Diéthylamide d’acide lysergique (LSD)
Il a été rapporté que le LSD est efficace contre la dépression, les troubles liés à la consommation d’alcool, les troubles de la personnalité, les troubles liés à l’utilisation de substances et l’anxiété. Il peut également être utilisé dans le cas de la schizophrénie et d’autres troubles psychotiques. L’utilisation de LSD a également été signalée dans le traitement de la douleur chronique et des maux de tête. Cependant, des recherches supplémentaires doivent être menées car les études récentes sur le LSD sont limitées.
Psilocybine
Il a été rapporté que la psilocybine agit contre les symptômes anxieux et dépressifs, le trouble obsessionnel-compulsif (TOC), le TRD et les troubles liés à l’utilisation de substances. Il a été constaté que l’utilisation de la psilocybine améliore la qualité de vie, améliore l’optimisme et réduit l’anxiété de la mort.

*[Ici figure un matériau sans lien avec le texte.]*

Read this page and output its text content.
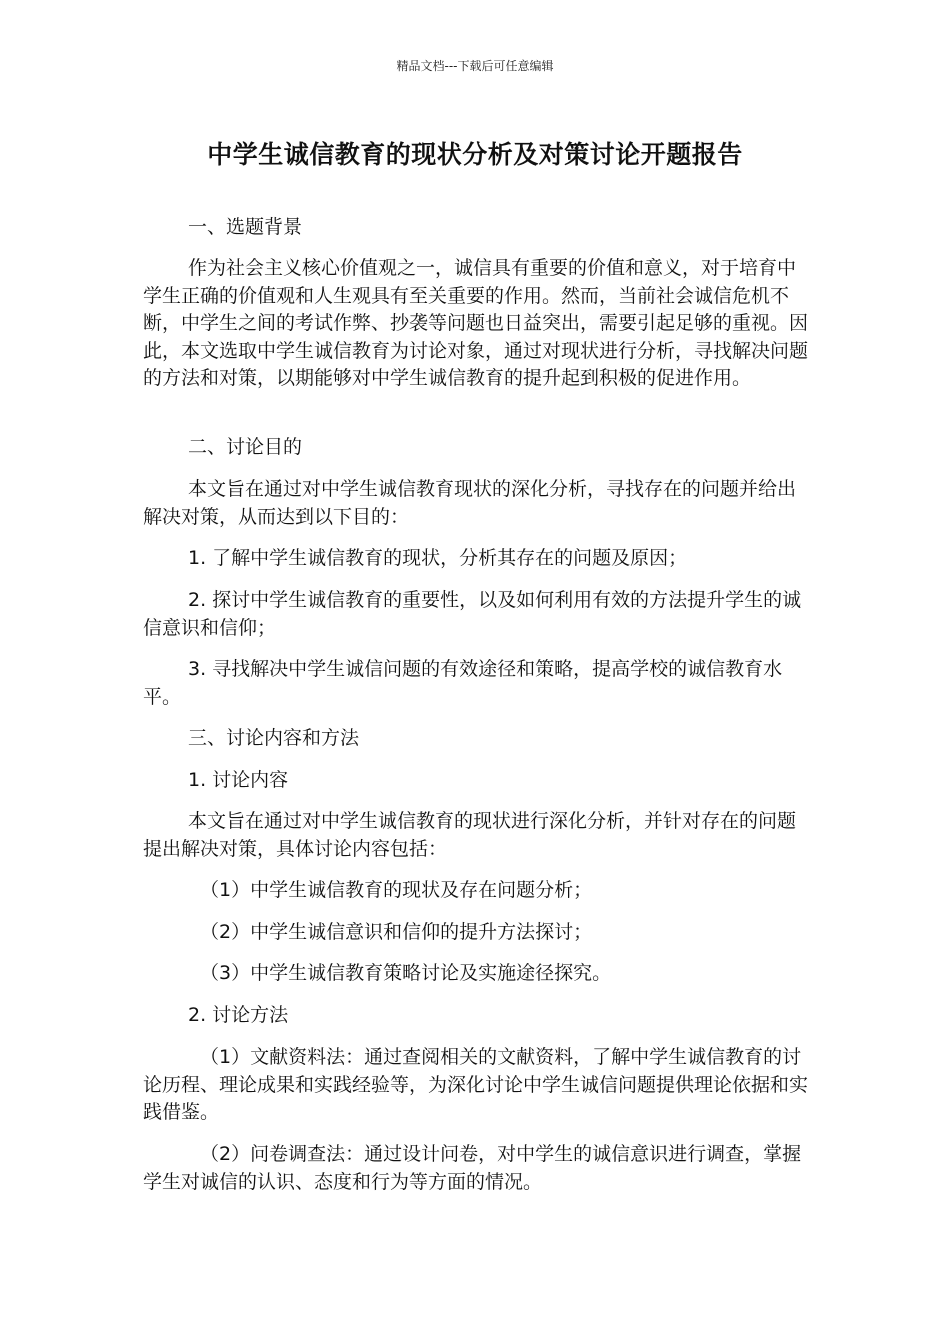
精品文档---下载后可任意编辑
中学生诚信教育的现状分析及对策讨论开题报告

一、选题背景

作为社会主义核心价值观之一，诚信具有重要的价值和意义，对于培育中学生正确的价值观和人生观具有至关重要的作用。然而，当前社会诚信危机不断，中学生之间的考试作弊、抄袭等问题也日益突出，需要引起足够的重视。因此，本文选取中学生诚信教育为讨论对象，通过对现状进行分析，寻找解决问题的方法和对策，以期能够对中学生诚信教育的提升起到积极的促进作用。

二、讨论目的

本文旨在通过对中学生诚信教育现状的深化分析，寻找存在的问题并给出解决对策，从而达到以下目的：

1. 了解中学生诚信教育的现状，分析其存在的问题及原因；

2. 探讨中学生诚信教育的重要性，以及如何利用有效的方法提升学生的诚信意识和信仰；

3. 寻找解决中学生诚信问题的有效途径和策略，提高学校的诚信教育水平。

三、讨论内容和方法

1. 讨论内容

本文旨在通过对中学生诚信教育的现状进行深化分析，并针对存在的问题提出解决对策，具体讨论内容包括：

（1）中学生诚信教育的现状及存在问题分析；

（2）中学生诚信意识和信仰的提升方法探讨；

（3）中学生诚信教育策略讨论及实施途径探究。

2. 讨论方法

（1）文献资料法：通过查阅相关的文献资料，了解中学生诚信教育的讨论历程、理论成果和实践经验等，为深化讨论中学生诚信问题提供理论依据和实践借鉴。

（2）问卷调查法：通过设计问卷，对中学生的诚信意识进行调查，掌握学生对诚信的认识、态度和行为等方面的情况。
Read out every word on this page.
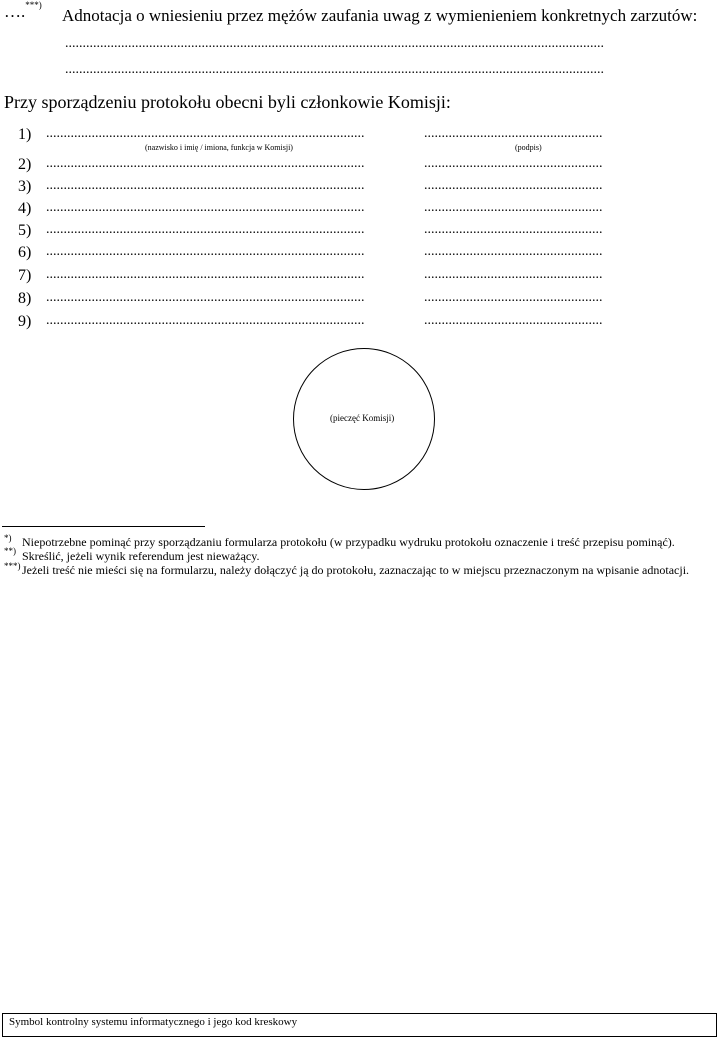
….***)
Adnotacja o wniesieniu przez mężów zaufania uwag z wymienieniem konkretnych zarzutów:
..........................................................................................................................................................
..........................................................................................................................................................
Przy sporządzeniu protokołu obecni byli członkowie Komisji:
1) ...........................................................................................	...................................................
2) ...........................................................................................	...................................................
3) ...........................................................................................	...................................................
4) ...........................................................................................	...................................................
5) ...........................................................................................	...................................................
6) ...........................................................................................	...................................................
7) ...........................................................................................	...................................................
8) ...........................................................................................	...................................................
9) ...........................................................................................	...................................................
(nazwisko i imię / imiona, funkcja w Komisji)	(podpis)
(pieczęć Komisji)
*) Niepotrzebne pominąć przy sporządzaniu formularza protokołu (w przypadku wydruku protokołu oznaczenie i treść przepisu pominąć).
**) Skreślić, jeżeli wynik referendum jest nieważący.
***) Jeżeli treść nie mieści się na formularzu, należy dołączyć ją do protokołu, zaznaczając to w miejscu przeznaczonym na wpisanie adnotacji.
Symbol kontrolny systemu informatycznego i jego kod kreskowy
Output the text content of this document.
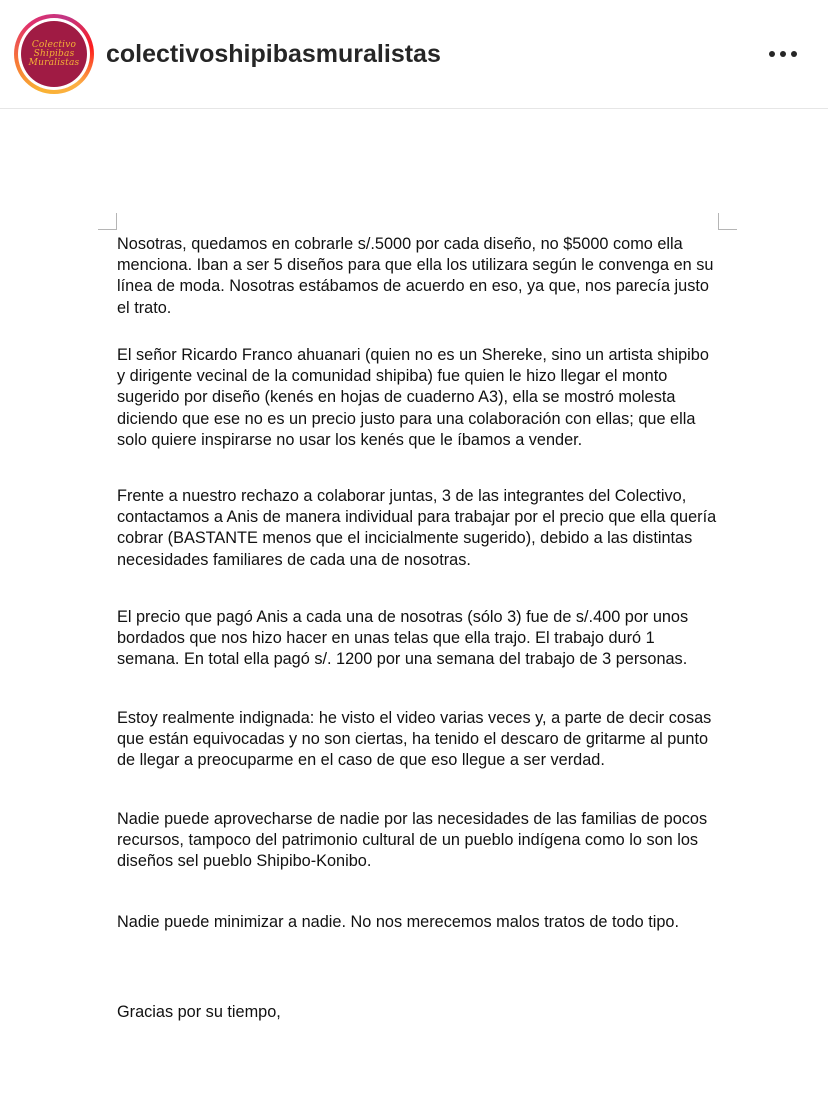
Colectivo
Shipibas
Muralistas colectivoshipibasmuralistas

Nosotras, quedamos en cobrarle s/.5000 por cada diseño, no $5000 como ella menciona. Iban a ser 5 diseños para que ella los utilizara según le convenga en su línea de moda. Nosotras estábamos de acuerdo en eso, ya que, nos parecía justo el trato.

El señor Ricardo Franco ahuanari (quien no es un Shereke, sino un artista shipibo y dirigente vecinal de la comunidad shipiba) fue quien le hizo llegar el monto sugerido por diseño (kenés en hojas de cuaderno A3), ella se mostró molesta diciendo que ese no es un precio justo para una colaboración con ellas; que ella solo quiere inspirarse no usar los kenés que le íbamos a vender.

Frente a nuestro rechazo a colaborar juntas, 3 de las integrantes del Colectivo, contactamos a Anis de manera individual para trabajar por el precio que ella quería cobrar (BASTANTE menos que el incicialmente sugerido), debido a las distintas necesidades familiares de cada una de nosotras.

El precio que pagó Anis a cada una de nosotras (sólo 3) fue de s/.400 por unos bordados que nos hizo hacer en unas telas que ella trajo. El trabajo duró 1 semana. En total ella pagó s/. 1200 por una semana del trabajo de 3 personas.

Estoy realmente indignada: he visto el video varias veces y, a parte de decir cosas que están equivocadas y no son ciertas, ha tenido el descaro de gritarme al punto de llegar a preocuparme en el caso de que eso llegue a ser verdad.

Nadie puede aprovecharse de nadie por las necesidades de las familias de pocos recursos, tampoco del patrimonio cultural de un pueblo indígena como lo son los diseños sel pueblo Shipibo-Konibo.

Nadie puede minimizar a nadie. No nos merecemos malos tratos de todo tipo.

Gracias por su tiempo,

De plus, il a été découvert que la psilocybine présentait des expériences mystiques plus importantes qui avaient des effets à long terme sur l’humeur et la personnalité des individus. Dans l’ensemble, la psilocybine s’est avérée sûre et bien tolérée. Cependant, des essais cliniques plus longs et plus importants sont nécessaires pour comparer la psilocybine aux traitements approuvés par la FDA pour la dépression.
Conclusion
Les recherches récentes sur les psychédéliques sont prometteuses et présentent plusieurs défis. Ces composés peuvent être utilisés pour traiter de nombreux troubles psychiatriques. Cependant, leurs applications cliniques sont encore expérimentales puisque les données actuelles sont insuffisantes pour soutenir l’utilisation des psychédéliques. Des essais plus vastes, plus longs et plus robustes sont nécessaires pour comparer les drogues psychédéliques aux méthodes standard de traitement et de soins.
Limites
La plupart des études actuelles sur les psychédéliques présentent plusieurs limites telles que la petite taille des échantillons, les défis des interventions de masquage, les conceptions d’études ouvertes, l’attente des participants à favoriser les drogues psychédéliques et les biais de sélection potentiels.